C’était un petit espace, creusé à la main, qui servait autrefois de speakeasy, un lieu clandestin où l’on servait de l’alcool illégalement pendant la Prohibition. On y organise maintenant des concerts privés. La grotte était éclairée par des petites loupiotes reliées à un générateur, ce qui donnait à l’ensemble une atmosphère chaleureuse.

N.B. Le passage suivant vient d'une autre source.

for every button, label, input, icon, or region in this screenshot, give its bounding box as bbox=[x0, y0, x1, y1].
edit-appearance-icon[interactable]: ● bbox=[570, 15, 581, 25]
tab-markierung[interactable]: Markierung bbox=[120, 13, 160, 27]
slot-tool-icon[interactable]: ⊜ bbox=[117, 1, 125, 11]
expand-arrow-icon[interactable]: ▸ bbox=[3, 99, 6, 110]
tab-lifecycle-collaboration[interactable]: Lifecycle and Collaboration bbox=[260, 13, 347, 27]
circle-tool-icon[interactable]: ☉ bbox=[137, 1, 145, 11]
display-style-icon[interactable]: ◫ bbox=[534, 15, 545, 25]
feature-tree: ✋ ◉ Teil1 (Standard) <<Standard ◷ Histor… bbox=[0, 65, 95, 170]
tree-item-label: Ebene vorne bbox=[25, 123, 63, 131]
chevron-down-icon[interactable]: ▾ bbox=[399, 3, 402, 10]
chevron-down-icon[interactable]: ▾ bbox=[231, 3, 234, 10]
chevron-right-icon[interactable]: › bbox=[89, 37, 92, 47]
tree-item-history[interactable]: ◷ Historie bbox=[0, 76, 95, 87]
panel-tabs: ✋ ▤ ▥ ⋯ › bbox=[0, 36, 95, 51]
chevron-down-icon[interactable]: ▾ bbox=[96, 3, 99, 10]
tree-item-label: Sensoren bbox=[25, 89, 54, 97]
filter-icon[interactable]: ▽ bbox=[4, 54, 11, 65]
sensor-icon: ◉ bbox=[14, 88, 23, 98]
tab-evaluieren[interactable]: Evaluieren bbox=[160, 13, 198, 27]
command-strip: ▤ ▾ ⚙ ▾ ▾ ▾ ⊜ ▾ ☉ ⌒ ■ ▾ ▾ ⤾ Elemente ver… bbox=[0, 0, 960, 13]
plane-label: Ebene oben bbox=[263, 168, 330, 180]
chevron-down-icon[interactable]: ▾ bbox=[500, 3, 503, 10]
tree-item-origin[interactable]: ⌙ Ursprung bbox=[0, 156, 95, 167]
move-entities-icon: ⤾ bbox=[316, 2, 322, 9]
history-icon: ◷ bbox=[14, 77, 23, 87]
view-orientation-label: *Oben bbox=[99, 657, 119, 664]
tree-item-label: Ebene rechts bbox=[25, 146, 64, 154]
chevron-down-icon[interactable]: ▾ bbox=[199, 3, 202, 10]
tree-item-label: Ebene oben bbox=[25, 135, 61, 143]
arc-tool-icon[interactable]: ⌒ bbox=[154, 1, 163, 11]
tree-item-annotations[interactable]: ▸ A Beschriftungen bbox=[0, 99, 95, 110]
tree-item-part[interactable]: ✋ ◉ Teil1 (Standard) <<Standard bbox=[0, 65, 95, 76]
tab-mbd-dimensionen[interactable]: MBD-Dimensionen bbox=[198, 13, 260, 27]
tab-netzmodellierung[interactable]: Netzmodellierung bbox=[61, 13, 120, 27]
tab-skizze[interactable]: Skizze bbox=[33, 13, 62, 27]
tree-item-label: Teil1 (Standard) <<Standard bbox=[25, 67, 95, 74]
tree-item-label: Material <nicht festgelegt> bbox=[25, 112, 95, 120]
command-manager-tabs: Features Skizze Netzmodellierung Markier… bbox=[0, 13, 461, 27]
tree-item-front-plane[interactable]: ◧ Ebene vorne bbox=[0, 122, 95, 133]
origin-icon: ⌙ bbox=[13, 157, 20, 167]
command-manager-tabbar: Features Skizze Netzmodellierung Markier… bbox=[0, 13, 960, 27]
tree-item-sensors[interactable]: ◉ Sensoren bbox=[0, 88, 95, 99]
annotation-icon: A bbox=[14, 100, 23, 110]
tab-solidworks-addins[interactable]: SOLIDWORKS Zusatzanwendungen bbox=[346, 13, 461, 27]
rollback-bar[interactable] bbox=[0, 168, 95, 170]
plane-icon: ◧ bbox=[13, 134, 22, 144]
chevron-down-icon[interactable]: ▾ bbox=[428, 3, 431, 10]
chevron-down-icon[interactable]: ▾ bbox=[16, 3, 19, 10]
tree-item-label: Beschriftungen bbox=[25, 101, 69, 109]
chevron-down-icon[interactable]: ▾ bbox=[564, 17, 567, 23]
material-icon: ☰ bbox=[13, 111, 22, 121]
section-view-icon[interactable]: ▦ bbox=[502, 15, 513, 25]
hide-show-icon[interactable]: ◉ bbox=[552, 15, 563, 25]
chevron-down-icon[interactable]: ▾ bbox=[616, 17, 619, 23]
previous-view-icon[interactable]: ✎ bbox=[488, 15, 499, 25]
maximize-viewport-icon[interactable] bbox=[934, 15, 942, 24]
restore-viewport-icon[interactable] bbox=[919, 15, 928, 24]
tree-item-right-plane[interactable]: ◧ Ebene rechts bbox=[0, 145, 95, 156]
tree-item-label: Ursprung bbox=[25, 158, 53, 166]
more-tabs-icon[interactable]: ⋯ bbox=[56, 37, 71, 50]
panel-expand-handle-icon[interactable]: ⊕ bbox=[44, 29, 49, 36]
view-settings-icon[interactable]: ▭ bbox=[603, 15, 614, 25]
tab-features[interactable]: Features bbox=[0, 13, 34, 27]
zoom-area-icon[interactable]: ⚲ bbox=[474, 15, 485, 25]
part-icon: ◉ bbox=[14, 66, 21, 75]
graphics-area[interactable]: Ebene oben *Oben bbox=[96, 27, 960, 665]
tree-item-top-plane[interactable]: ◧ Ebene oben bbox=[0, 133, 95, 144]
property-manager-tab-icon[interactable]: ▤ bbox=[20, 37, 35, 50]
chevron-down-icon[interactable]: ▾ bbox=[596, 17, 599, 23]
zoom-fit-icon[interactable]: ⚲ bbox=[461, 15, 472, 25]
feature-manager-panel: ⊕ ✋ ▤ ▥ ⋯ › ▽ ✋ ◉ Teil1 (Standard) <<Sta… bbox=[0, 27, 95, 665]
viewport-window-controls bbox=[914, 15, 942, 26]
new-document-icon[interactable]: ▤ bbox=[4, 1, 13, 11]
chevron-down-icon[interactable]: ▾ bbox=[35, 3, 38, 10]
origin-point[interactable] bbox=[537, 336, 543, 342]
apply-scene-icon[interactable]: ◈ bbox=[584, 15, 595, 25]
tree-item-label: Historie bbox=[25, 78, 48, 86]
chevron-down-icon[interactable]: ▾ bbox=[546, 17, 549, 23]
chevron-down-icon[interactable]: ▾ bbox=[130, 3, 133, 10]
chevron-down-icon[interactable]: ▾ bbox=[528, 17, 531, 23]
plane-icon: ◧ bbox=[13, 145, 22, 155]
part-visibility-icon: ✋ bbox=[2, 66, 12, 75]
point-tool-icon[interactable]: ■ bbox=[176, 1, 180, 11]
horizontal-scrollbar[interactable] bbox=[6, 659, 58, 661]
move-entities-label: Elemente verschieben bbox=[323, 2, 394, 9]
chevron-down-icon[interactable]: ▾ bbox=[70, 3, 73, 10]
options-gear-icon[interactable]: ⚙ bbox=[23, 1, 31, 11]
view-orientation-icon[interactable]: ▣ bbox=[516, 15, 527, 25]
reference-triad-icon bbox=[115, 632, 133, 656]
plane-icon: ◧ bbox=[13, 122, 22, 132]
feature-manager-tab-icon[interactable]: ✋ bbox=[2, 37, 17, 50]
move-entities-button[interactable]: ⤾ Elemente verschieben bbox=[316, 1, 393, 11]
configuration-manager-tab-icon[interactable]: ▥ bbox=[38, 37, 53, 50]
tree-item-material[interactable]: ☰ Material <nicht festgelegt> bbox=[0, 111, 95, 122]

Le son de la clarinette basse d’Anna traversait la grotte et les paroles engagées de Joel étaient assez drôles. Après le concert, Anna m’a demandé si je voulais faire une vidéo d’eux. Au cours des deux premières semaines de mon voyage, je n’avais tourné que des images de la nature : des silhouettes de cerfs sur fond de coucher de soleil, des vagues se brisant sur des falaises, un père cherchant des coquillages sur une plage avec ses fils, pas trop le genre d’images qui vous font gagner des prix. J’ai filmé quelques chansons, puis on est restés avec Joel, à discuter jusque tard dans la nuit, à parler de voyages, de la découverte de nouveaux endroits et des différences culturelles entre l’Europe et les États-Unis. On a aussi parlé de sa guitare préférée, qu’une connaissance dans l’Arkansas lui avait fabriquée en séquoia. Et, le lendemain, on a continué notre voyage ensemble.

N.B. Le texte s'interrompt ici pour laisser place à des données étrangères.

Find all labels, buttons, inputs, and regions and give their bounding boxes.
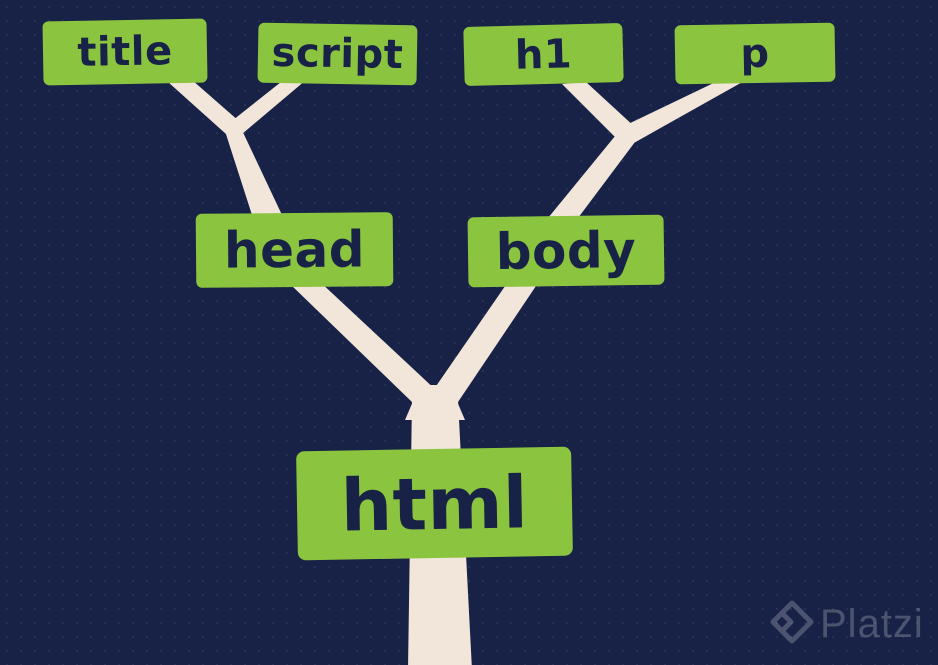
node-h1-label: h1 (514, 30, 573, 79)
node-script-label: script (271, 29, 404, 79)
platzi-logo-icon (770, 600, 814, 644)
node-p: p (674, 22, 836, 85)
node-h1: h1 (463, 22, 624, 87)
platzi-logo-text: Platzi (820, 601, 924, 646)
node-title-label: title (76, 28, 174, 76)
head-to-script-branch (228, 78, 306, 134)
node-p-label: p (740, 30, 770, 77)
diagram-canvas: title script h1 p head body html Platzi (0, 0, 938, 665)
node-title: title (42, 18, 208, 86)
node-script: script (257, 22, 418, 86)
node-head-label: head (223, 220, 366, 280)
dom-tree-branches (168, 78, 746, 665)
node-body: body (467, 214, 665, 288)
head-stem-branch (224, 126, 282, 215)
platzi-watermark: Platzi (770, 600, 924, 648)
body-stem-branch (548, 130, 638, 218)
html-to-body-branch (432, 276, 540, 402)
node-html: html (296, 446, 573, 561)
node-head: head (195, 212, 394, 288)
body-to-p-branch (620, 78, 746, 144)
node-html-label: html (340, 459, 529, 548)
html-to-head-branch (290, 280, 438, 402)
node-body-label: body (495, 221, 637, 281)
head-to-title-branch (168, 80, 240, 134)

Étape suivante : Los Angeles. Anna et Joel devaient s’y rendre pour une audition, et je devais y aller pour prendre mon vol de retour. L’un des spectateurs du concert de la veille avait apparemment plusieurs tonnes d’huile de maïs usagée à donner, et le groupe pouvait utiliser cette huile comme carburant pour son bus. En fait, Anna et Joel, avec l’aide de leur garagiste de l’Arkansas, leur région d’origine, avaient installé un système qui permettait au bus de fonctionner à l’huile végétale. On démarrait le moteur avec du diesel et, une fois que le bus se mettait à bien tourner, on passait à l’huile végétale en actionnant un interrupteur sur le tableau de bord.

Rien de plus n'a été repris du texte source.